Background/Objectives: With kidney transplant immunosuppression, physicians must balance preventing rejection with minimizing infection and malignancy risks. Steroids have been a mainstay of these immunosuppression regimens since the early days of kidney transplantation, yet their risks remain debated. Our study looks at the clinical outcomes of patients undergoing early steroid withdrawal (ESW) vs. steroid continuous (SCI) maintenance immunosuppression in adult kidney transplant recipients. Methods: A retrospective case-control study, utilizing propensity score-matching, was performed using the US Collaborative Network Database within TriNetX to evaluate renal transplant outcomes at one year in first-time kidney transplant adult patients (>18 years old) who were prescribed an ESW regimen (no steroids after post-transplant day 7 with maintenance tacrolimus [tac] + mycophenolic acid [MMP]/mycophenolate mofetil [MMF]) vs.
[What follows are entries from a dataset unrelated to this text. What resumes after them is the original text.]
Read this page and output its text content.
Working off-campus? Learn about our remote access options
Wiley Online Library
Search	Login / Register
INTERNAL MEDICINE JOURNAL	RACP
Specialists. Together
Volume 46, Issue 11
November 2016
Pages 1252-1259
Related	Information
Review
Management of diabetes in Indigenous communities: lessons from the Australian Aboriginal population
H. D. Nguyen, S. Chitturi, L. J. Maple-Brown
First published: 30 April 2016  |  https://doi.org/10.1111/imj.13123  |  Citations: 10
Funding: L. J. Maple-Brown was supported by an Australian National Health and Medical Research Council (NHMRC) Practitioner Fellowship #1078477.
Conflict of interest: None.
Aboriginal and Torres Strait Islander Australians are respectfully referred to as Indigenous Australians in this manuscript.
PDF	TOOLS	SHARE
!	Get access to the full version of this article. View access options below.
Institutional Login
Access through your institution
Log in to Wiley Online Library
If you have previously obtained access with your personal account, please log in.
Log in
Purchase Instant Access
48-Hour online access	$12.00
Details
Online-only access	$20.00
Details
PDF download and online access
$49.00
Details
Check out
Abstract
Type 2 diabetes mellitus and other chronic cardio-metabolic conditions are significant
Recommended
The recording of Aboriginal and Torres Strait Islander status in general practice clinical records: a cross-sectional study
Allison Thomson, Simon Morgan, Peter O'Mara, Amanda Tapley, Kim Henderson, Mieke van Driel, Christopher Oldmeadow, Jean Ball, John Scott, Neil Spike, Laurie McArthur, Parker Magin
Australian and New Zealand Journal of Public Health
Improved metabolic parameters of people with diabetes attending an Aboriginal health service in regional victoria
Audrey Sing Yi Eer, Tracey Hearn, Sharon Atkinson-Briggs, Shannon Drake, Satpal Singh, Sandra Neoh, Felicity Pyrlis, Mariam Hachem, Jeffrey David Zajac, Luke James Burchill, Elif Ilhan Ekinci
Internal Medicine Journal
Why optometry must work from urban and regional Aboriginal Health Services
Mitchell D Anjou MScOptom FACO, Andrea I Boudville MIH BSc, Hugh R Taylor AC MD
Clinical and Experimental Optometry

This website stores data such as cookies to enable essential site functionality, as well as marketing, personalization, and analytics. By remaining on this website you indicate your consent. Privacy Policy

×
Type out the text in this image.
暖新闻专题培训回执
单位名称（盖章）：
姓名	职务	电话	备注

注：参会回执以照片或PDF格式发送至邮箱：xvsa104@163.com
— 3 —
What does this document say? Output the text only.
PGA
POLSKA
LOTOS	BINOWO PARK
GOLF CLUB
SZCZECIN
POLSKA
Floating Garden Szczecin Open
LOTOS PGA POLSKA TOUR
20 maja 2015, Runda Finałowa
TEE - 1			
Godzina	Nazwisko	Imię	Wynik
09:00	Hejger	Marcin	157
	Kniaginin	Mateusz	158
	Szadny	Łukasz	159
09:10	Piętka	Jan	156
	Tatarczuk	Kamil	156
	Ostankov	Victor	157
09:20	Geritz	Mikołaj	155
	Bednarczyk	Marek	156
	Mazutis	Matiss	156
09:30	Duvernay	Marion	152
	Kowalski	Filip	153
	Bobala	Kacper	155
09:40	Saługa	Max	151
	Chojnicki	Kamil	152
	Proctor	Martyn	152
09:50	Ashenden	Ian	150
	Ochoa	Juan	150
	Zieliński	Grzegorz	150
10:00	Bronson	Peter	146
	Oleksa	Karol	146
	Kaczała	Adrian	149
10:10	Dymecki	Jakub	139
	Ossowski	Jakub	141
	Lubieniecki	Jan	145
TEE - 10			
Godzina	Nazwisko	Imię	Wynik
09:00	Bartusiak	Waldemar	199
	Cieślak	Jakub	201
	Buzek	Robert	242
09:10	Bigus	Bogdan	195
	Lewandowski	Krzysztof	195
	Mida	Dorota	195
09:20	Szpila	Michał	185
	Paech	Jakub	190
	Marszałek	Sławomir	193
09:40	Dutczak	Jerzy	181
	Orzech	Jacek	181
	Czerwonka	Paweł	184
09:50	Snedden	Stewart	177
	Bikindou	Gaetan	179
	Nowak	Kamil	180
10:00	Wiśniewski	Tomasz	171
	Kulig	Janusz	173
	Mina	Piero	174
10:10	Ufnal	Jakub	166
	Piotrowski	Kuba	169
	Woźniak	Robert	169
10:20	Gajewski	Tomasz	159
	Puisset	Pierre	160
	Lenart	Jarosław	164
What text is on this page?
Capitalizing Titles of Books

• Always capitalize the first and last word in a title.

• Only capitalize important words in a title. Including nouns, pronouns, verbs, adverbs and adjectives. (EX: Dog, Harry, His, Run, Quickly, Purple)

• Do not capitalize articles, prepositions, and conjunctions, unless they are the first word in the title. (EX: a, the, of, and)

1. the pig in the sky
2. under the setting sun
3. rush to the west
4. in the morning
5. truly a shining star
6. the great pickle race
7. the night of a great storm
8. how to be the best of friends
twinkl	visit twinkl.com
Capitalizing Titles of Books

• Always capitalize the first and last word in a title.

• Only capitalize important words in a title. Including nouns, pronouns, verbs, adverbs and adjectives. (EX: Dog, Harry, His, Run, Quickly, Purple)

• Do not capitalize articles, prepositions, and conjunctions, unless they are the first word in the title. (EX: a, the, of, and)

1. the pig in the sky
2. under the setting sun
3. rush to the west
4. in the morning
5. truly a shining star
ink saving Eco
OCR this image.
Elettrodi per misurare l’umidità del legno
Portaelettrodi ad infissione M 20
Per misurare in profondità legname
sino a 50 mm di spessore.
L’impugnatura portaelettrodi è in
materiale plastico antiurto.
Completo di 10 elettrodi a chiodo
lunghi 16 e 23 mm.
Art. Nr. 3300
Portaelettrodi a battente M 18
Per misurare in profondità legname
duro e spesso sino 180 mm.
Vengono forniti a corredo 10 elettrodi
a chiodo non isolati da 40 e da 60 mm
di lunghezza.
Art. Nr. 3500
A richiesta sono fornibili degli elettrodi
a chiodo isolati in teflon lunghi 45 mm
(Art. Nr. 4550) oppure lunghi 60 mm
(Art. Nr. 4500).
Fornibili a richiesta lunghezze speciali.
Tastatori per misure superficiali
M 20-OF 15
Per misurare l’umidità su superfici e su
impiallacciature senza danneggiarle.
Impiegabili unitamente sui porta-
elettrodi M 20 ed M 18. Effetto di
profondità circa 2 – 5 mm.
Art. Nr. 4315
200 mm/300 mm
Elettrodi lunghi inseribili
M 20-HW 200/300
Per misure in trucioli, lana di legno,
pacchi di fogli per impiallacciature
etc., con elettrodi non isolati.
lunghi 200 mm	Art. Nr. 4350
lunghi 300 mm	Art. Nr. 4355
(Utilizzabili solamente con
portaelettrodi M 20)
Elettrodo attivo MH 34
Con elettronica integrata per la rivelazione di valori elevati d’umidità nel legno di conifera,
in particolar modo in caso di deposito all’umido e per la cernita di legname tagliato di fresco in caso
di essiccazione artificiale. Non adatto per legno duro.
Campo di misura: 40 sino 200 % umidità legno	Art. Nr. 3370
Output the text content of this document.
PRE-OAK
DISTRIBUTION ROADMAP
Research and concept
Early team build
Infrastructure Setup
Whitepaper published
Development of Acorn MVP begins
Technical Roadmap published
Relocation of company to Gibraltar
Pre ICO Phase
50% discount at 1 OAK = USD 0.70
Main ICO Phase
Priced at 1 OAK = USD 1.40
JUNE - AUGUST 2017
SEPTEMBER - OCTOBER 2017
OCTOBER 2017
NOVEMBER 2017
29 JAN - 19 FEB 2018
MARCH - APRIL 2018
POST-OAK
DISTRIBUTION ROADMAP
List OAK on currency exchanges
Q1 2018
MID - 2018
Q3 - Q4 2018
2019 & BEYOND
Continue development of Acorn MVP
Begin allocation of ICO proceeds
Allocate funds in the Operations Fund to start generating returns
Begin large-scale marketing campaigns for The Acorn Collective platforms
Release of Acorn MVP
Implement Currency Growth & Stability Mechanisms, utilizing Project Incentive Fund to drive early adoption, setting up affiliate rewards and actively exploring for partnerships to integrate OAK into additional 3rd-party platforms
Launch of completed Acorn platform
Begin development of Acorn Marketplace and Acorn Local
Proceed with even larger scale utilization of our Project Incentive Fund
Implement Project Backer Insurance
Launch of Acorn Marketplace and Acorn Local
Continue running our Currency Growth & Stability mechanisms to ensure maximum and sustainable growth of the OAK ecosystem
SCI (tac + MMF/MMP + prednisone). Cohorts were matched on demographics, comorbidities, previously described risk factors for rejection, and induction immunosuppression. Primary outcomes included viral infections, pyelonephritis, and sepsis. Secondary outcomes included renal transplant rejection, death-censored allograft failure (eGFR < 15 mL/min), patient mortality, delayed graft function, and diabetes mellitus. Results: A total of 2056 patients were in each cohort after matching (mean age: 50.7–51 years, 17.9–20.0% African American, 60–60.6% male.) The SCI cohort had a significantly higher cumulative incidence of composite viremia (18 vs. 28.1%, ESW vs. SCI,
p < 0.01) driven by CMV, EBV, and BK virus. Post-transplant diabetes mellitus was significantly higher in the SCI cohort (3.21% vs. 5.49%, ESW vs. SCI,
p < 0.01). Delayed graft function was also higher in the SCI cohort (19.55% vs. 22.79%, ESW vs. SCI,
p < 0.01). Pyelonephritis (2.3 vs. 4.91%, ESW vs. SCI,
p < 0.01) and sepsis (2.15 vs. 5.95%, ESW vs. SCI,
p < 0.01) were higher in the SCI cohort. Rejection rates were similar between ESW and SCI (29 vs. 31%, ESW vs. SCI,
p = 0.41). There were significantly higher incidences of graft failure (4.9 vs. 9.9%, ESW vs. SCI,
p < 0.01) and mortality (0.8 vs. 2.1%, ESW vs. SCI,
p < 0.01) in the SCI cohort. Conclusions: This well-matched case-control study suggests that ESW is associated with lower infectious outcomes, mortality, and graft failure without increasing rejection risk, supporting the potential benefits of ESW in kidney transplant patients.